Sur « Nous ne voulons pas mourir »

LOETSCHERjpg

La lecture de Michel Loetscher 

Extraits d’un article sur Nous ne voulons pas mourir paru dans L’Ami Hebdo le 1er septembre 2019

 

C’est le siècle de toutes les promesses et de tous les « progrès » – même sociaux… Tandis qu’Albert Einstein, Marie Curie, Henri Poincaré, Max Planck ou Paul Langevin réinventent la science, Lénine ranime la flamme de la « Révolution » à l’Est. Pendant que des amitiés savantes enjambent le Rhin vers la fondation d’une nouvelle physique et que «l’histoire défile en accéléré », l’écrivain-journaliste allemand René Schickele (1883-1940) a dans l’oreille le bruit et la fureur des détonations de son temps.

Il joue au mieux de sa « double culture » et de ses voyages entre trois frontières comme au sein de la classe ouvrière des deux rives pour comprendre le monde qui s’en vient – et tenter de le faire comprendre. Le 9 novembre 1918, les marins et les soldats se soulèvent à Berlin. Schickele, qui dirigeait à Zurich pendant la guerre la revue pacifiste Die Weissen Blätter, y voit une opportunité à saisir pour « vivre l’Idéal ». La « Révolution du 9 novembre » lui semble ouvrir la voie vers la possibilité du socialisme, « le seul ordre social humain ». […]

S’il entrevoit l’étincelle originelle à Berlin, il la voit vaciller à Strasbourg et Paris, où il rencontre, pendant une réunion du groupe pacifiste Clarté, Henri Barbusse (1873-1935), l’auteur du roman à succès Feu (Prix Goncourt 1916) qui va adhérer à l’Internationale de Lénine. Il écoute attentivement les contributions de l’attirante Magdeleine Marx (1889-1973), de Paul Vaillant-Couturier (1892-1937) et rencontre « le petit » George Duhamel (1884-1966), « entré en guerre comme médecin », dont le livre-témoignage, Civilisation, a eu les honneurs du Prix Goncourt : « Nous nous défendons contre le mensonge qui voudrait que la guerre soit finie ». […]

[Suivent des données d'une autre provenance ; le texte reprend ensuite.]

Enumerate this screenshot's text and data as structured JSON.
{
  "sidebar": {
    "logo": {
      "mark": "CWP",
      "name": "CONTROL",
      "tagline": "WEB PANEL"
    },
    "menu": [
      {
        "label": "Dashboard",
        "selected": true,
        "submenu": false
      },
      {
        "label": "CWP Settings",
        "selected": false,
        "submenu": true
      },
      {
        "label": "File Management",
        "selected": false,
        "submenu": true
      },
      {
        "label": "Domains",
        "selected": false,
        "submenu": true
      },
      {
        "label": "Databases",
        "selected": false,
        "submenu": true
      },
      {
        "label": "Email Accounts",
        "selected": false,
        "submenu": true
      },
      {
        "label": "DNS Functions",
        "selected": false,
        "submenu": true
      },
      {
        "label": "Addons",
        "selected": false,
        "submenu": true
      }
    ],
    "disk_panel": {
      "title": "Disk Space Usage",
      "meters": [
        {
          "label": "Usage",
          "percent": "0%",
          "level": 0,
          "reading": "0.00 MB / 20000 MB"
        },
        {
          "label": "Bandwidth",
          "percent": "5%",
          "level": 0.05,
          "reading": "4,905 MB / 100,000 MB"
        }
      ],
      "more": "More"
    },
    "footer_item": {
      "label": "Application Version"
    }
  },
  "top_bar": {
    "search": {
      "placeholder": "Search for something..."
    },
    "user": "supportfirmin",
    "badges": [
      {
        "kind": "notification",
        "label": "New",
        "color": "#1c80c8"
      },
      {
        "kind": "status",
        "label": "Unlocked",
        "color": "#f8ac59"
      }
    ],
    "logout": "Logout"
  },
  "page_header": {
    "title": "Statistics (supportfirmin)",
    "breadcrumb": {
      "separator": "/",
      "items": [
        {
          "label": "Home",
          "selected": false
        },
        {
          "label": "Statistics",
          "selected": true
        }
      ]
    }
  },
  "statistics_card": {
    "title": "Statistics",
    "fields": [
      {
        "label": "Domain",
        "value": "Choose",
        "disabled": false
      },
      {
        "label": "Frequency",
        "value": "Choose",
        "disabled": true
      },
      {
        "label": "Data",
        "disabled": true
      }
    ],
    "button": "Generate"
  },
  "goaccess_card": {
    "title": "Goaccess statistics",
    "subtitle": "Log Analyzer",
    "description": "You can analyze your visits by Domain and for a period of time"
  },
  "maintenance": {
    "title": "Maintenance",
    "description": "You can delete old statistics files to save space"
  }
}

Au sommet du Vieil-Armand, le souvenir de Dostoïevski (1821-1881) s’impose : « Le monde de Dostoïevski ? Le tourment des hommes et l’impérieuse envie d’en échapper »… Et il y a le recours aux forêts – « cette mystique de la forêt, c’est entre Vosges et Forêt-Noire qu’il l’inscrit », constate Charles Fichter, le traducteur de cet essai en trois parties (Prix Nathan Katz du patrimoine 2019) couvrant un laps de temps de trois ans entre 1918 et 1921. Double transfusion vitale par la littérature et la sève sylvestre originelle pour le sujet pensant l’histoire, dans le sillage de Hegel, comme « la science du malheur des hommes ».

Dans cet entre-deux-guerres de toutes les occasions manquées (l’ère Dawes-Locarno…), Schickele revendique la vocation médiatrice de l’Alsace dans le jeu des continuités et des ruptures alors que se joue la tragique polyphonie européenne. L’écrivain de langue allemande installé depuis 1922 à Badenweiler, en Forêt-Noire, membre de l’Académie de Berlin, fuit en 1932 sur la Côte d’Azur la montée du nazisme. Devenu « citoyen français und deutscher dichter », il s’éteint à Vence le 31 janvier 1940 alors que ses livres sont interdits en Allemagne dans un monde qui s’efface – et que les bruits de bottes annoncent la mort de masse. En vigie inquiète et responsable de ce qu’elle voyait entre ses deux rives, il ne lui était plus possible de s’en laisser conter davantage.